Die Schwedinnen gehören an der Europameisterschaft in England zu den Favoritinnen auf den Titel. In der Vergangenheit konnten die Skandinavierinnen dieser Rolle an Turnieren nie gerecht werden.
Wenn man ganz genau hinschaut, liegt er quasi vor der Nase bereit, der Masterplan. Die Anleitung dafür, was in den letzten zwei Jahren nur Kanada gelungen ist, im Final der Olympischen Spiele in Tokio: Ein Sieg gegen Schwedens Nationalteam der Frauen.
Die Etikette am Kragen des traditionell gelb-blauen Trikots der Schwedinnen, das sie an der Europameisterschaft in England tragen, ist nämlich keine gewöhnliche Etikette. In grossen, blauen Lettern steht: «HOW TO STOP SWEDEN», und auf mehreren Seiten ist genau aufgeführt, wie die Skandinavierinnen sich sowohl in der Defensive als auch der Offensive am liebsten verhalten, bevor zudem zu jeder Spielerin im 23-köpfigen Kader ein kurzer Steckbrief zu Stärken und Schwächen folgt.
Da heisst es dann zum Beispiel: «Versuche, die schwedischen Spielerinnen an die Seitenlinie raus zu drängen und sie aggressiv zu stellen.» Oder: «Was immer du tust, lasse Stina Blackstenius im Strafraum nicht an den Ball kommen.»
Warten seit 1984
Geschrieben hat die Analysen einer, der es wissen muss: Anders Eriksson arbeitet im schwedischen Team als Matchanalyst. Er hat sich durch diese Aktion jedoch nicht als Spion geoutet, der seinen Arbeitgeber hintergeht. Im Gegenteil. «Schweden ist bekannt für seine Transparenz. Diese wollen wir noch steigern», sagte er in einem Video zum Verkaufsstart des Trikots im April. «Wir wollen transparent sein, indem wir unseren Gegnerinnen genau sagen, wie wir spielen, wie wir Spiele gewinnen, und wie sie vielleicht eine Chance haben, uns zu schlagen.»
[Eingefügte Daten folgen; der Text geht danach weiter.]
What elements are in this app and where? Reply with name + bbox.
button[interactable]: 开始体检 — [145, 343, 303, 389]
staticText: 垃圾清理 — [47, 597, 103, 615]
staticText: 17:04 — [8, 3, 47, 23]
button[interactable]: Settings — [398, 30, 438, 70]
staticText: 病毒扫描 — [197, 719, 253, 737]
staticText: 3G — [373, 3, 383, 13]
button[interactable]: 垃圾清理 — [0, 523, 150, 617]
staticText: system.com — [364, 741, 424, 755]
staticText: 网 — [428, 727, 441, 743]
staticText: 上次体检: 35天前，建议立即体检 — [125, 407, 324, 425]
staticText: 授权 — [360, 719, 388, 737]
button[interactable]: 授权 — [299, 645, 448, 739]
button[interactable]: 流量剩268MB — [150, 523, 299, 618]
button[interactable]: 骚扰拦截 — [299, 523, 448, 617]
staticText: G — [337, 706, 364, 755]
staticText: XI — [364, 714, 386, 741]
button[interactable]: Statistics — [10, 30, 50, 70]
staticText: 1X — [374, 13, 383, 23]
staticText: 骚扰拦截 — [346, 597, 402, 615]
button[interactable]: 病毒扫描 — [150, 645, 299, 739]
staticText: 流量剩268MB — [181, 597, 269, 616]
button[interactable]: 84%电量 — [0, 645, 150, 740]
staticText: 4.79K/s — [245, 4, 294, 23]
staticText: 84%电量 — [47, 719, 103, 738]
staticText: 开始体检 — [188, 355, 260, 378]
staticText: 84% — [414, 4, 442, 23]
Es ist eine Werbekampagne, die schön illustriert, wo der schwedische Frauenfussball in Europa steht und wo sich die «Tre Kronor» in ihrem Selbstverständnis sehen. Denn so ehrbar die Absichten von Eriksson scheinen mögen – diesen Matchplan gegen sich stellt die schwedische Delegation nur zur Verfügung, weil sie fest davon überzeugt ist, dass es keinem der 15 anderen EM-Teilnehmern gelingen wird, diesen in die Tat umzusetzen. «Es ist eine gewagte Kampagne», sagte die 39-jährige Torhüterin Hedvig Lindahl im Vorfeld der Auftaktpartie gegen die Niederlande (1:1) der BBC. «Aber sie passt dazu, wie wir denken müssen, wie wir uns trauen müssen, Gewinner zu sein.»
Dass die aktuelle Weltnummer 2 nach England gekommen ist, um am 31. Juli im Wembley in London den Pokal in die Höhe zu stemmen, ist hinlänglich bekannt. In den sozialen Medien werden Beiträge im Zusammenhang mit dem Team mit dem Hashtag #HelaVägen geteilt, was übersetzt «den ganzen Weg» bedeutet.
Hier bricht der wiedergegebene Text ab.